Vaccination for polio

""

In line with Government guidance, we are offering children who live in London, a polio vaccine. Currently, we are vaccinating children aged between 5 and 9 years. If your child is aged between 1 and 4 years, please wait for the NHS to contact you to arrange a vaccine.

For some children, this may be an extra dose of the polio vaccine, on top of their routine vaccinations. In other children, this may bring them up to date with their vaccinations.

The vaccine your child will be offered will be the right one for their age and immunisation history.

How to book

We are holding polio vaccination clinics on Saturdays for children aged 5-9 living in London.
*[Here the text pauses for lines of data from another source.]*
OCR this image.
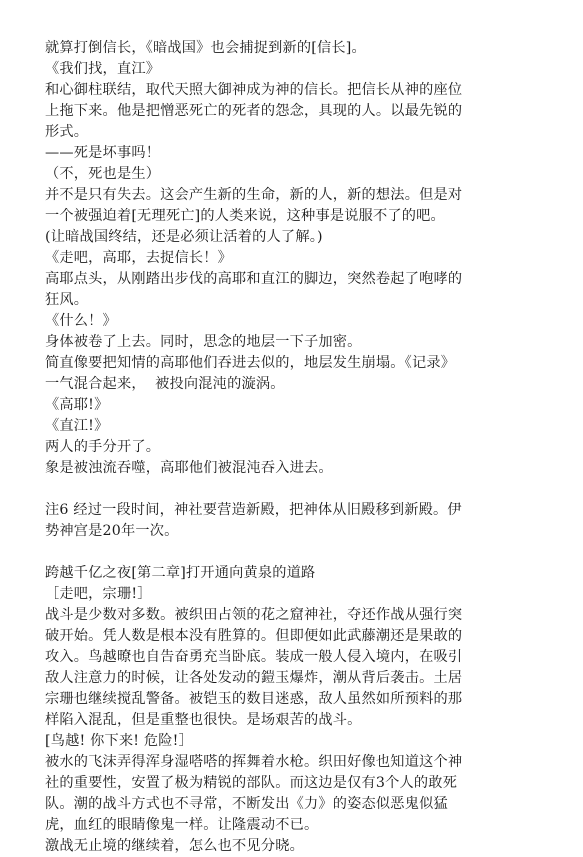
就算打倒信长，《暗战国》也会捕捉到新的[信长]。
《我们找，直江》
和心御柱联结，取代天照大御神成为神的信长。把信长从神的座位
上拖下来。他是把憎恶死亡的死者的怨念，具现的人。以最先锐的
形式。
——死是坏事吗！
（不，死也是生）
并不是只有失去。这会产生新的生命，新的人，新的想法。但是对
一个被强迫着[无理死亡]的人类来说，这种事是说服不了的吧。
(让暗战国终结，还是必须让活着的人了解。)
《走吧，高耶，去捉信长！》
高耶点头，从刚踏出步伐的高耶和直江的脚边，突然卷起了咆哮的
狂风。
《什么！》
身体被卷了上去。同时，思念的地层一下子加密。
简直像要把知情的高耶他们吞进去似的，地层发生崩塌。《记录》
一气混合起来，  被投向混沌的漩涡。
《高耶!》
《直江!》
两人的手分开了。
象是被浊流吞噬，高耶他们被混沌吞入进去。
注6 经过一段时间，神社要营造新殿，把神体从旧殿移到新殿。伊
势神宫是20年一次。
跨越千亿之夜[第二章]打开通向黄泉的道路
［走吧，宗珊!］
战斗是少数对多数。被织田占领的花之窟神社，夺还作战从强行突
破开始。凭人数是根本没有胜算的。但即便如此武藤潮还是果敢的
攻入。鸟越暸也自告奋勇充当卧底。装成一般人侵入境内，在吸引
敌人注意力的时候，让各处发动的鎧玉爆炸，潮从背后袭击。土居
宗珊也继续搅乱警备。被铠玉的数目迷惑，敌人虽然如所预料的那
样陷入混乱，但是重整也很快。是场艰苦的战斗。
[鸟越! 你下来! 危险!］
被水的飞沫弄得浑身湿嗒嗒的挥舞着水枪。织田好像也知道这个神
社的重要性，安置了极为精锐的部队。而这边是仅有3个人的敢死
队。潮的战斗方式也不寻常，不断发出《力》的姿态似恶鬼似猛
虎，血红的眼睛像鬼一样。让隆震动不已。
激战无止境的继续着，怎么也不见分晓。
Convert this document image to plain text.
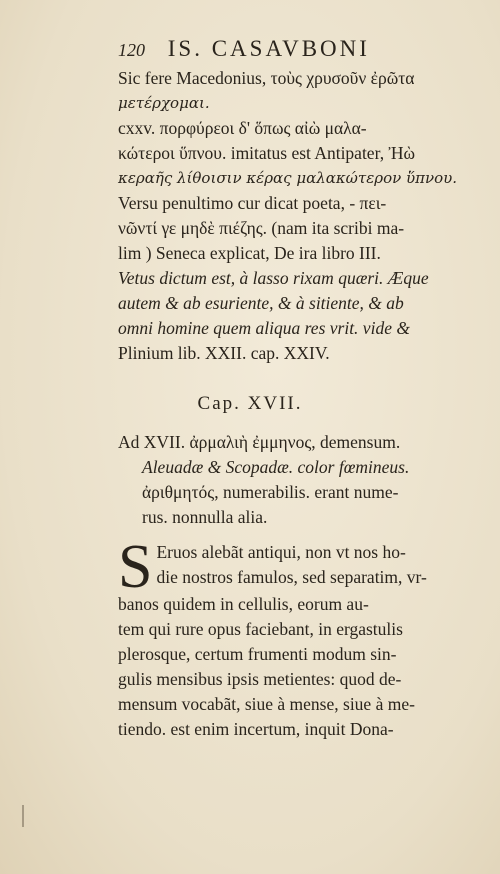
120 IS. CASAVBONI
Sic fere Macedonius, τοὺς χρυσοῦν ἐρῶτα
μετέρχομαι.
cxxv. πορφύρεοι δ' ὅπως αἰὼ μαλα-
κώτεροι ὕπνου. imitatus est Antipater, Ἠὼ
κεραῆς λίθοισιν κέρας μαλακώτερον ὕπνου.
Versu penultimo cur dicat poeta, - πει-
νῶντί γε μηδὲ πιέζης. (nam ita scribi ma-
lim ) Seneca explicat, De ira libro III.
Vetus dictum est, à lasso rixam quæri. Æque
autem & ab esuriente, & à sitiente, & ab
omni homine quem aliqua res vrit. vide &
Plinium lib. XXII. cap. XXIV.
Cap. XVII.
Ad XVII. ἀρμαλιὴ ἐμμηνος, demensum.
Aleuadæ & Scopadæ. color fœmineus.
ἀριθμητός, numerabilis. erant nume-
rus. nonnulla alia.
S Eruos alebãt antiqui, non vt nos ho-
die nostros famulos, sed separatim, vr-
banos quidem in cellulis, eorum au-
tem qui rure opus faciebant, in ergastulis
plerosque, certum frumenti modum sin-
gulis mensibus ipsis metientes: quod de-
mensum vocabãt, siue à mense, siue à me-
tiendo. est enim incertum, inquit Dona-
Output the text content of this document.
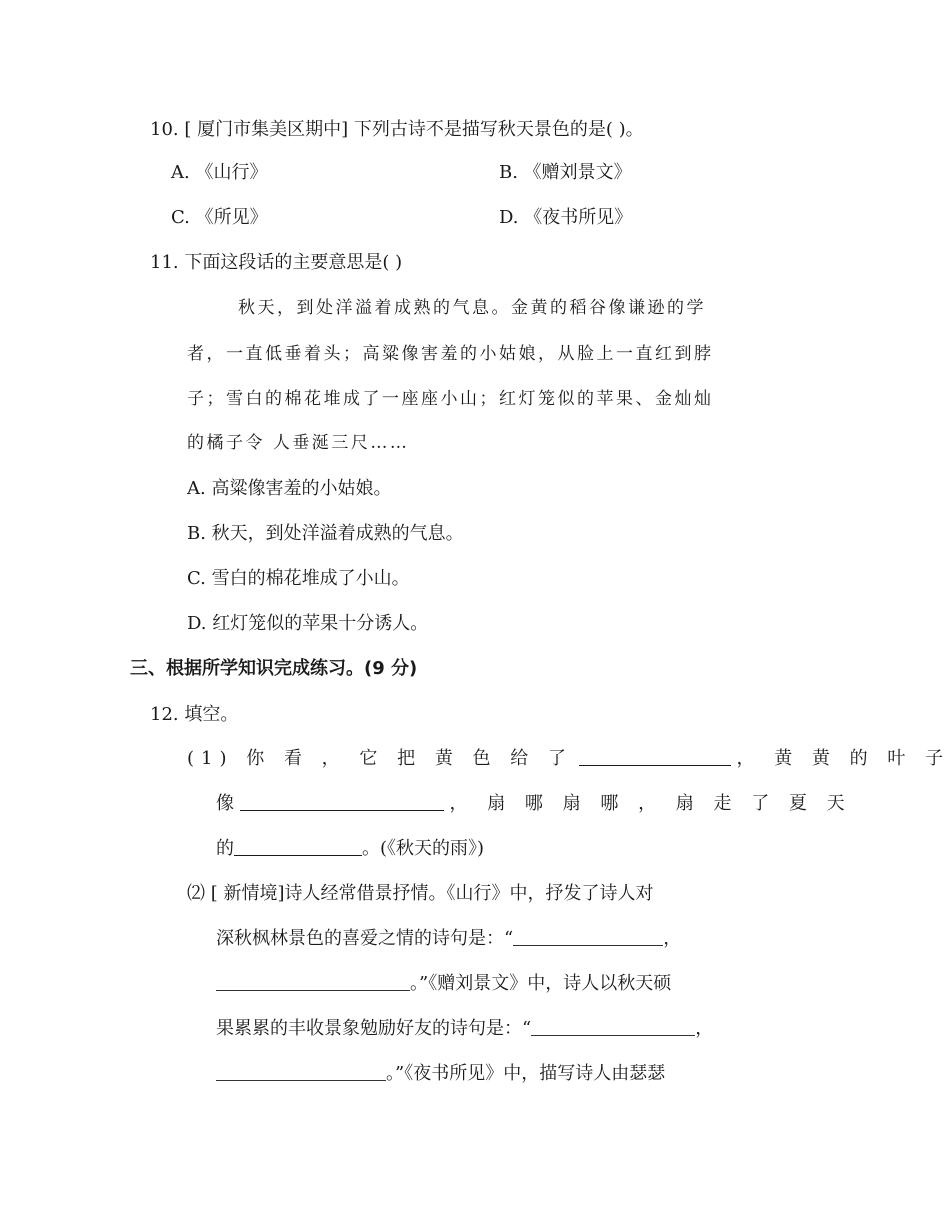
10. [ 厦门市集美区期中] 下列古诗不是描写秋天景色的是( )。
A. 《山行》	B. 《赠刘景文》
C. 《所见》	D. 《夜书所见》
11. 下面这段话的主要意思是( )
秋天，到处洋溢着成熟的气息。金黄的稻谷像谦逊的学
者，一直低垂着头；高粱像害羞的小姑娘，从脸上一直红到脖
子；雪白的棉花堆成了一座座小山；红灯笼似的苹果、金灿灿
的橘子令 人垂涎三尺……
A. 高粱像害羞的小姑娘。
B. 秋天，到处洋溢着成熟的气息。
C. 雪白的棉花堆成了小山。
D. 红灯笼似的苹果十分诱人。
三、根据所学知识完成练习。(9 分)
12. 填空。
(1) 你 看 ， 它 把 黄 色 给 了	， 黄 黄 的 叶 子
像	， 扇 哪 扇 哪 ， 扇 走 了 夏 天
的	。(《秋天的雨》)
⑵ [ 新情境]诗人经常借景抒情。《山行》中，抒发了诗人对
深秋枫林景色的喜爱之情的诗句是：“	，
。”《赠刘景文》中，诗人以秋天硕
果累累的丰收景象勉励好友的诗句是：“	，
。”《夜书所见》中，描写诗人由瑟瑟
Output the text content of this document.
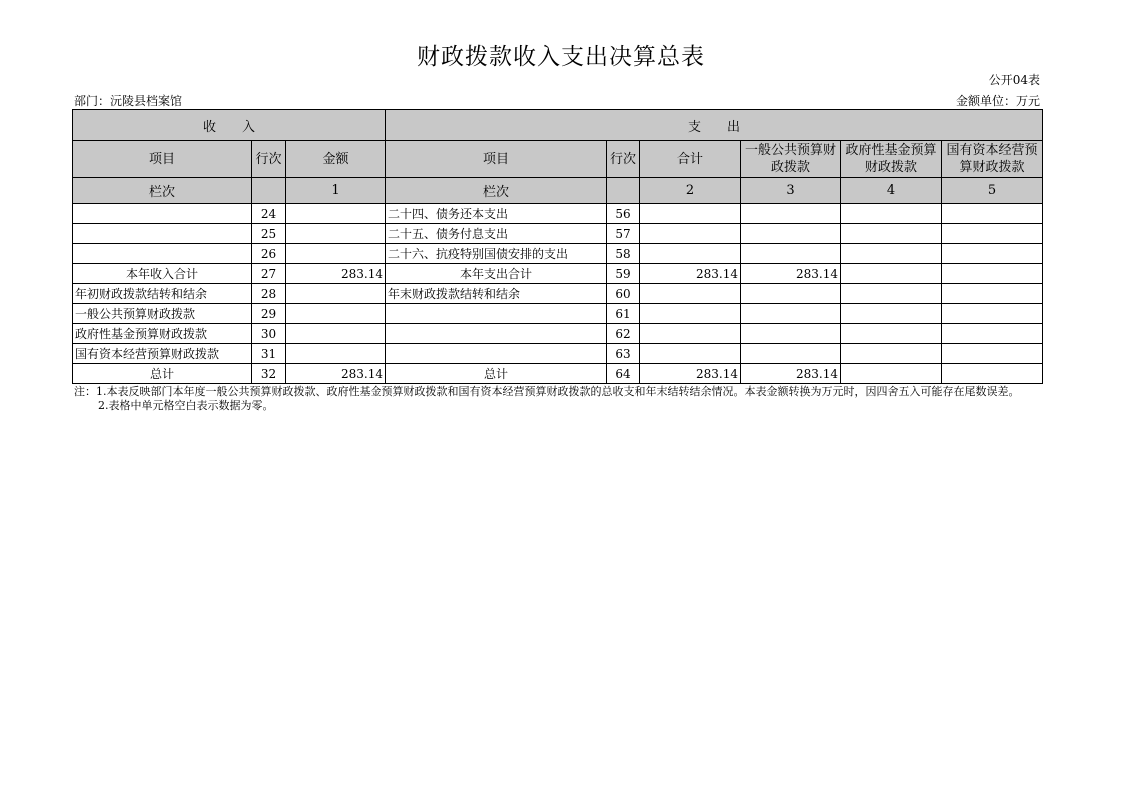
财政拨款收入支出决算总表
公开04表
部门：沅陵县档案馆	金额单位：万元
收　　入			支　　出					
项目	行次	金额	项目	行次	合计	一般公共预算财政拨款	政府性基金预算财政拨款	国有资本经营预算财政拨款
栏次		1	栏次		2	3	4	5
	24		二十四、债务还本支出	56				
	25		二十五、债务付息支出	57				
	26		二十六、抗疫特别国债安排的支出	58				
本年收入合计	27	283.14	本年支出合计	59	283.14	283.14		
年初财政拨款结转和结余	28		年末财政拨款结转和结余	60				
一般公共预算财政拨款	29			61				
政府性基金预算财政拨款	30			62				
国有资本经营预算财政拨款	31			63				
总计	32	283.14	总计	64	283.14	283.14		
注：1.本表反映部门本年度一般公共预算财政拨款、政府性基金预算财政拨款和国有资本经营预算财政拨款的总收支和年末结转结余情况。本表金额转换为万元时，因四舍五入可能存在尾数误差。
2.表格中单元格空白表示数据为零。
Please visit tinyurl.com/GSTTPolioBooking to book your child’s polio vaccination. You will be asked a few questions about their vaccination history, to make sure we give your child the correct vaccine. Please make sure you fill out the form with your child’s details. This is so when you arrive at our vaccination centre, our expert vaccine team will review your child’s vaccine and medical history to check the information inputted in the form.

If you do not know your child’s vaccine history, you will still be able to book an appointment and our vaccine team will complete these checks when you arrive.

If you have any questions about accessing a polio vaccine for your child, please contact CovidVaccineBookings@gstt.nhs.uk.

Where are vaccinations taking place?

They will take place in a dedicated vaccination centre for children in the Atrium 1 (Southwark Wing) at Guy’s Hospital. Please be aware that vaccinations will not take place inside Evelina London Children’s Hospital.

If possible, please have the e-Redbook app on your phone or remember to bring along your child’s red book (personal child health record) to the appointment so that we can record the vaccination in it.

Why your child is being offered a polio vaccine

Traces of the polio virus have been found in sewage in some London boroughs, this suggests that the virus is now spreading between people. This has probably happened because vaccine uptake for the infant and toddler vaccinations in London is lower than it should be. The best way to protect your child is to make sure they are fully up to date with their vaccinations. Both the booster dose and routine vaccination will increase your child’s protection.

What is polio?

Polio is an infection caused by a virus that affects the brain and nerves – it can cause permanent loss of the ability to move the body. It is rare but can be very serious for unvaccinated people.